Advice / APAC / Consumers/retail / Global / Industry

It’s not me, it’s you: When advisers rethink client relationships

When the Future of Financial Advice (FoFA) laws were introduced in 2013, the officially pronounced aim was to “improve the trust and confidence of Australian retail investors in the financial services sector and ensure the availability, accessibility and affordability of high-quality financial advice”.

Six years on, trust in financial advice remains near its low point in the wake of the Royal Commission into Misconduct in the Banking, Superannuation and Financial Services Industry. And, based on the findings of the Licensee Research, advisers are actively rethinking how many clients they can and should be providing services to.

Central to this is the so-called fee-for-no service issue, and whether advisers are delivering to clients not just what they say they will deliver, but whether they are, in some cases, delivering anything at all in return for the fees they receive.

The 2019 CoreData Licensee Research reveals that advisers claim to personally manage 202 clients each, on average, and they personally meet less than three-quarters of those clients once a year. This figure has been roughly consistent over three years and speaks to two potential issues.

Approximately how many clients do you personally manage?
What percentage of these would you personally meet with one a year?

First, it looks on the surface like a fee-for-no-service issue may persist, at an industry level. And second, if advisers cut back on the number of clients they actively manage, to focus on providing appropriate ongoing service to all clients they manage, there’s likely to be a significant number of individuals cast adrift and looking for new advice relationships.

If the average adviser “personally manages” 200 clients, but only sees around 150 of them each year, that’s about 50 clients per adviser per year who are potentially not receiving the sort of ongoing service that would satisfy the regulator that the adviser is doing enough to justify charging an advice fee.

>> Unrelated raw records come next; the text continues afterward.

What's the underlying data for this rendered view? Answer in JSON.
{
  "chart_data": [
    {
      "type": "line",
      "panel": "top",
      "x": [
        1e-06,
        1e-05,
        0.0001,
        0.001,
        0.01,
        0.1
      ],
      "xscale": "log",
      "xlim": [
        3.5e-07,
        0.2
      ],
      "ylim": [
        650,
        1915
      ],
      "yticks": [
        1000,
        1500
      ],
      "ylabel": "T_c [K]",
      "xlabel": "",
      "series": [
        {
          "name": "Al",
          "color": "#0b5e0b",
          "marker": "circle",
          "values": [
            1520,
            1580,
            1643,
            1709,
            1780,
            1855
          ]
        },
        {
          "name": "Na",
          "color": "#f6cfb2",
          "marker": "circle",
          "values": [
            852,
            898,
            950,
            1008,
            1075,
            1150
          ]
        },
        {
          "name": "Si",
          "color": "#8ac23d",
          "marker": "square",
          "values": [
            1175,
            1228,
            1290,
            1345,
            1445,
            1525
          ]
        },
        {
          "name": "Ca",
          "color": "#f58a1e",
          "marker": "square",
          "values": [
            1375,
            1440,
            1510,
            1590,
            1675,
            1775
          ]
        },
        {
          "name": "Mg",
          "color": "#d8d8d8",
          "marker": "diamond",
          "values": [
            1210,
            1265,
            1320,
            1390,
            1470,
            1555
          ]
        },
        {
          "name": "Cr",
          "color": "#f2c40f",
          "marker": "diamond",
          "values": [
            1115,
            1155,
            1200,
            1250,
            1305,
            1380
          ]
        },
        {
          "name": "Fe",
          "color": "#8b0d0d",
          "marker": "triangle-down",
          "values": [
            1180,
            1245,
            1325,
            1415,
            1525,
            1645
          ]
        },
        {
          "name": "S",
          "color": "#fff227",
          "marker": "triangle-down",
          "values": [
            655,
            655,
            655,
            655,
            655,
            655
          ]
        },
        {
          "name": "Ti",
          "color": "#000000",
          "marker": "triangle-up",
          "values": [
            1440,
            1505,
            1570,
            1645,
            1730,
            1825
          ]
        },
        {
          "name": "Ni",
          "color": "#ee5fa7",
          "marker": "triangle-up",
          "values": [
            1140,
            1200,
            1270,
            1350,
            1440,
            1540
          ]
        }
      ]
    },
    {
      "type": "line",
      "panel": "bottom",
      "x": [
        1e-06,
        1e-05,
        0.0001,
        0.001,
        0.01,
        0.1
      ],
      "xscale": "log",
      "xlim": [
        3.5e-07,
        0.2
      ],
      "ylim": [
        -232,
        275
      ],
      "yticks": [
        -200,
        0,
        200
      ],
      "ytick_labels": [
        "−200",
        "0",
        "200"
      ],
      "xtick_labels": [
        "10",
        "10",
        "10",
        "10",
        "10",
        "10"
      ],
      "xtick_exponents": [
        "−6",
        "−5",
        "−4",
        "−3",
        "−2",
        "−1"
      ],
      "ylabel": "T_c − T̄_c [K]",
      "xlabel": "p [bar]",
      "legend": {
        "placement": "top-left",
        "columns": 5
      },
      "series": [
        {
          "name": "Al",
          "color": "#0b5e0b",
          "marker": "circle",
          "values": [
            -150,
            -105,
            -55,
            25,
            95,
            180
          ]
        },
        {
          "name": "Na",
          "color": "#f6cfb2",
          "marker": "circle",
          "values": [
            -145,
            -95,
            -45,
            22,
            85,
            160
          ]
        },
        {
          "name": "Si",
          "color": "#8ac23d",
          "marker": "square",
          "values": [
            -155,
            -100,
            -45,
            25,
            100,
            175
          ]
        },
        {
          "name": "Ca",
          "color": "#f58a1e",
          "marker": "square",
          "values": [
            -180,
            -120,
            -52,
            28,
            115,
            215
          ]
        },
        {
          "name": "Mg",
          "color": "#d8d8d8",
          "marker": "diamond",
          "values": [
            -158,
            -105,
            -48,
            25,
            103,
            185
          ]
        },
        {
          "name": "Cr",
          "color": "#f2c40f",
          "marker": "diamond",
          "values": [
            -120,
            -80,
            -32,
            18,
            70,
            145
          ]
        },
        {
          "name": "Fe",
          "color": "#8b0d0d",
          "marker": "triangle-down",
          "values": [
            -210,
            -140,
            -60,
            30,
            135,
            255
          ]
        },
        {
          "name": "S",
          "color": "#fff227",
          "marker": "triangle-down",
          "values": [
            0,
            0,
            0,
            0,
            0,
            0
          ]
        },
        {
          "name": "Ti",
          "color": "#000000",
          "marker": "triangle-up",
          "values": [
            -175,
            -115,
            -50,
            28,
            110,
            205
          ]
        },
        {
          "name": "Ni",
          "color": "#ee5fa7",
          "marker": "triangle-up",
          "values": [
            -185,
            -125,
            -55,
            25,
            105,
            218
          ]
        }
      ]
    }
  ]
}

In this scenario, an adviser may move the clients on, or may commit the time and resources necessary to provide an appropriate level of service. Providing that service may lead to higher costs of advice – almost half of advisers say they will reprice their service offering in the year ahead, and that’s a significant increase on the number of advisers who intended in 2018 and 2017 to do the same thing.

Over the next 12 months, will your business be looking to undertake any of the following?

And there’s evidence that advisers are focusing more on retaining and servicing existing clients today than they were two years ago. Licensee research in 2017 found that two-thirds of advisers were focused on growing client numbers, and only one-third focused on retaining existing clients. Today it is essentially 50/50 (50.7 per cent and 49.3 per cent, respectively).

Over the next 12 months, will business development for you focus more on retaining your existing clients or growing your client base?

The second issue the latest licensee research may be pointing to is the possibility of a spike in the number of unadvised clients, as advisers focus energy and resources on serving profitable clients. It is anyone’s guess how many clients may be jettisoned as advisers refocus and what happens to those clients when the advice relationship is severed.

The presumed natural home for these clients – that is, the banks – are in disarray when it comes to advice. ANZ is out of the game, and Westpac will be out of it later this year; Commonwealth is withdrawing in a somewhat piecemeal fashion (it has sold Count Financial and has announced it will close Pathways network, but is holding on to Commonwealth Financial Planning); and NAB is divesting its licensees into a wealth management offshoot.

Policymakers, and regulators whose need to think very carefully about the impact on clients and whether this is the result they want. If extensive look-back and remediation programs, the push for higher education, professional and ethical standards and all the rest of the compliance issues facing the industry is designed to drive advisers out and drive up costs, thereby restricting the availability, accessibility and affordability of high-quality financial advice, then that’s one thing.

But if it’s an unintended consequence then they need to rethink how they’re going about it, because what CoreData’s research appears to be pointing out runs completely counter to the stated aims of regulatory reforms.